短期予報:  3.10 カーネルのリリースは 7 月上旬になるでしょう。3.10 カーネルのおもな機能には、以下のものが含まれるでしょう。

  • 'ftrace' トレース機能の大幅な改善。
    たとえばイベント ストリームを複数のトレース バッファに分解できるようになります。
     
  • メモリ プレッシャー通知メカニズムのマージ。
    空きメモリが少なくなると、ユーザースペース コントローラーが対応できるようになります。
     
  • フル ダイナミック ティック サポートの実現が間近に。
    これは、システム全体で実行中タスクが 1 つのみの時にカーネルが周期的なタイマー割り込みを一時停止できる機能で、現在はおもに超遅延センシティブな高性能計算やリアルタイム アプリケーションにとって興味深い機能です。
     
  • ネットワーク スタック内の "tail loss probing (テール ロス調査)" 。
    これを行うことで、ネットワーク セッションの最後にパケットが消失した際のリカバリが高速化されます。
     
  • XFS ファイルシステムがメタデータのチェックサムに対応。
    ストレージ層でデータが破損する可能性がさらに低下します。
     
  • ARM マルチクラスター パワー マネジメントのマージ。
    これで誰かの生活が変わるわけではありませんが、この機能は ARM の "big.LITTLE" 処理を正式サポートするための重要な要素です。
     
  • bcache キャッシュ層のマージ。
    この層は、ソリッドステート デバイスを大容量の低速ストレージ アレイの高速キャッシュとして機能させることができます。
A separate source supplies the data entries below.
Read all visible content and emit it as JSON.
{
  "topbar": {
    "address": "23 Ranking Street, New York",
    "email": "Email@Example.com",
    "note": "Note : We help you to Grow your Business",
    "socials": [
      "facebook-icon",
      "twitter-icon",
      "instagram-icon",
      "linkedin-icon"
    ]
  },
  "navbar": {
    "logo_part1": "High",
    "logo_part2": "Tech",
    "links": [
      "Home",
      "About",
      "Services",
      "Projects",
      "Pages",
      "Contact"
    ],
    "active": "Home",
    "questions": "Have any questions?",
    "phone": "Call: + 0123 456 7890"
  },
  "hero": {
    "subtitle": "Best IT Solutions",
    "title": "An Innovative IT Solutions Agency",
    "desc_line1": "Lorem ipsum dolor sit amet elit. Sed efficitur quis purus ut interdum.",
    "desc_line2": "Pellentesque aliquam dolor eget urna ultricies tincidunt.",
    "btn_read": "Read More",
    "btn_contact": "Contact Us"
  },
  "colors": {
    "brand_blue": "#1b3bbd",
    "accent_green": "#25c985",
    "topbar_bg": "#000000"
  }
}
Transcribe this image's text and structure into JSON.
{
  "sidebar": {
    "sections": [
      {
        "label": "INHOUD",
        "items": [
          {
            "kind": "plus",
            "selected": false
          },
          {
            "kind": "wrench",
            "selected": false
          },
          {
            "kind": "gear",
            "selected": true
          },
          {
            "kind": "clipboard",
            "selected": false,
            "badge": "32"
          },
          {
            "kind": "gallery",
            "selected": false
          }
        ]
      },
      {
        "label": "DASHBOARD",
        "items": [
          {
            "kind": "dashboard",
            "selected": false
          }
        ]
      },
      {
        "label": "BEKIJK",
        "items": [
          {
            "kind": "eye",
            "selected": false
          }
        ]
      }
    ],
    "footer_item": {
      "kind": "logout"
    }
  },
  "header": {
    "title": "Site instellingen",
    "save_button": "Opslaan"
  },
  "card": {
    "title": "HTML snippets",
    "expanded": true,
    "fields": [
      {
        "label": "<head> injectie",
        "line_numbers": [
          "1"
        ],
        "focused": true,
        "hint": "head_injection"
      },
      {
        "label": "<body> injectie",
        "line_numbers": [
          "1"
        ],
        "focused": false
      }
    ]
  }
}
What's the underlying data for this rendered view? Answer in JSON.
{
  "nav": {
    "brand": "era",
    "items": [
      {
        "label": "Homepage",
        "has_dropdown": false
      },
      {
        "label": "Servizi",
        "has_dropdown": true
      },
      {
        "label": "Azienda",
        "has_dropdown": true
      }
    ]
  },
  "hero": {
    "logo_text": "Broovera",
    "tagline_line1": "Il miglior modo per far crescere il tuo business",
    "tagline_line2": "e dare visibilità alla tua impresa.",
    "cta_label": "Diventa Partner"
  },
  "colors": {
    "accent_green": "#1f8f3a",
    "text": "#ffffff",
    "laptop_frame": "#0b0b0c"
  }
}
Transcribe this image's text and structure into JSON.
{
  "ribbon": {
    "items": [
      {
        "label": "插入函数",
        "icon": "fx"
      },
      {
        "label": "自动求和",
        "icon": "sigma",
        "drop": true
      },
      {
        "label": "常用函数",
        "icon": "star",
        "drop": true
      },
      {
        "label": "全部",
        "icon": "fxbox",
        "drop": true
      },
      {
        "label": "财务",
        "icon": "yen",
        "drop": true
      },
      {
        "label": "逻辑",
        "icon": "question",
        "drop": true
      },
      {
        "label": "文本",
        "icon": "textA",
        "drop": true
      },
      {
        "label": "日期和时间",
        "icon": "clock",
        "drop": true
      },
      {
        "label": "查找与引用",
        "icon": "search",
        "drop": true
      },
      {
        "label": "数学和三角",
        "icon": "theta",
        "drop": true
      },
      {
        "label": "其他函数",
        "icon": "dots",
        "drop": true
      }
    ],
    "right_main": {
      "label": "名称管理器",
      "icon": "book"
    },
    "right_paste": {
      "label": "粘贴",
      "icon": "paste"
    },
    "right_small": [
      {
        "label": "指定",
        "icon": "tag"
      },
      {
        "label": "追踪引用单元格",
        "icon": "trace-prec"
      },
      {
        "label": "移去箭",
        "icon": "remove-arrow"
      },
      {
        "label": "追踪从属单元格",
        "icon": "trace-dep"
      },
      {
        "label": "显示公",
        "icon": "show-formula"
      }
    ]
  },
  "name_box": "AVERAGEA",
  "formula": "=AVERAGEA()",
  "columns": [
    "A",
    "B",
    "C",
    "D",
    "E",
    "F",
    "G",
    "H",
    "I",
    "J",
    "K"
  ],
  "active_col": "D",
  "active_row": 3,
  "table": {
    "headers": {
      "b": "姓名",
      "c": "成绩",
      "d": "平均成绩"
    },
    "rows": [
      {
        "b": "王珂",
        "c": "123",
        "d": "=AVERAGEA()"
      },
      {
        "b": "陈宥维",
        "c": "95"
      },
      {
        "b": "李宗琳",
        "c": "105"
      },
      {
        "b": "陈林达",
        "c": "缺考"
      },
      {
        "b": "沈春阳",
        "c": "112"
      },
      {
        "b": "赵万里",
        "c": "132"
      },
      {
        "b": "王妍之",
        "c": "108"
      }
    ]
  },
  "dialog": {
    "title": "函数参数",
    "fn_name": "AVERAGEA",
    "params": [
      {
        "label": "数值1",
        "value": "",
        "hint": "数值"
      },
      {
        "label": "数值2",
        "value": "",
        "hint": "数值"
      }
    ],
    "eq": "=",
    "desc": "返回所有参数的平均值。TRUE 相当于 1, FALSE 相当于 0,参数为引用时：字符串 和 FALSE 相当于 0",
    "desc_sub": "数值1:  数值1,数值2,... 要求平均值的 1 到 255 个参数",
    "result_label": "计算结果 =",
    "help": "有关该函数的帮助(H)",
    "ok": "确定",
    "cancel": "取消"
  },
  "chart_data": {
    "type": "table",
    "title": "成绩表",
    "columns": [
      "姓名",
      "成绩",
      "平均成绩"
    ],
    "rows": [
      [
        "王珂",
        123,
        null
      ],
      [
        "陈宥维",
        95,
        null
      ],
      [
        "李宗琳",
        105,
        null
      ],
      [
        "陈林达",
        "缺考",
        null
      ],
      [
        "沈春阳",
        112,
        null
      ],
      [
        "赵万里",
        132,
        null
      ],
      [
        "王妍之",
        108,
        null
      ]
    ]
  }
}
3.10 のマージ ウィンドウでは、12,000 件近い変更がメインラインに反映されました。これまでで最も多忙なマージ ウィンドウだったので、3.10 カーネルの開発サイクルもとても多忙なものになるでしょう。
 

長期予報

天気と同じで、これから Linux カーネルに何がマージされるかはわかりませんが、すべての変更は、メリットと長期メンテナンス コストの両面から評価されます。ただし、以下の項目には注目してもよいでしょう。

Android カーネル パッチ。Android 関連の変更は、広範囲にわたる議論の的となっていますが、いまだにメインライン カーネルには入れられていません。しかし 2011 Kernel Summit で、このコードを入れるべきだろうということが決定されました。長い伝統が示しているように、積極的に配布/サポート/使用されているコードは、たとえ問題があっても、いつかはマージされるべきです。実際にそうなるまでは何とも言えませんが、このあたりの変更については、3.3 リリースくらいに何らかの動きがあると思われます。

Btrfs ファイルシステムは、積極的に利用されつつあります。Oracle では、企業向けディストリビューションで Btrfs をデフォルト ファイルシステムとして使用する意向があるとしています。LinuxCon Europe でも議論されたように、残っている問題は、機能的なファイルシステム修復ツールと、RAID5/6 サポートのマージです。

リアルタイム プリエンプション (Linux カーネルにおける確定的なレスポンスの提供) は、2004 年からツリー外で開発されています。現在、コアのリアルタイム処理だけをメインラインの外に残して、今後の開発サイクル内にその大量のコードをマージしようとしています。詳細については、10 月 22 日のリアルタイム ミニサミットのレポートをご覧ください。

x32 は、64 ビット アーキテクチャ向けの新しいバイナリ インタフェース標準で、64 ビットのアドレス空間を必要としないアプリケーションにより良いパフォーマンスを提供しようとするものです。実際、ほとんどのアプリケーションは 64 ビットのアドレス空間を必要としていないため、大きなメリットがあるでしょう。取り組むべき問題はまだいくつかありますが、大部分は完了しているので、2012 年中には x32 サポートをマージできるはずです。その他の詳細情報は、こちらの記事をご覧ください。

control group というのは、カーネルがプロセスを階層グループに分類できるようするためのメカニズムで、それらのグループにポリシーやリソースの使用制限を適用することができます。この機能は、カーネル コミュニティでは議論の的となっていましたが、利用が高まっており、これからも高まり続けることは明らかです。この分野では来年以降も、次の 2 つの方向で開発が継続するでしょう。(1) 新しいコントローラーを追加してポリシーをグループに適用する、(2) control group とそのコントローラーの実装を改善してカーネル開発者を安心させる。詳細については、2011 Kernel Summit の control groups の議論を参照してください。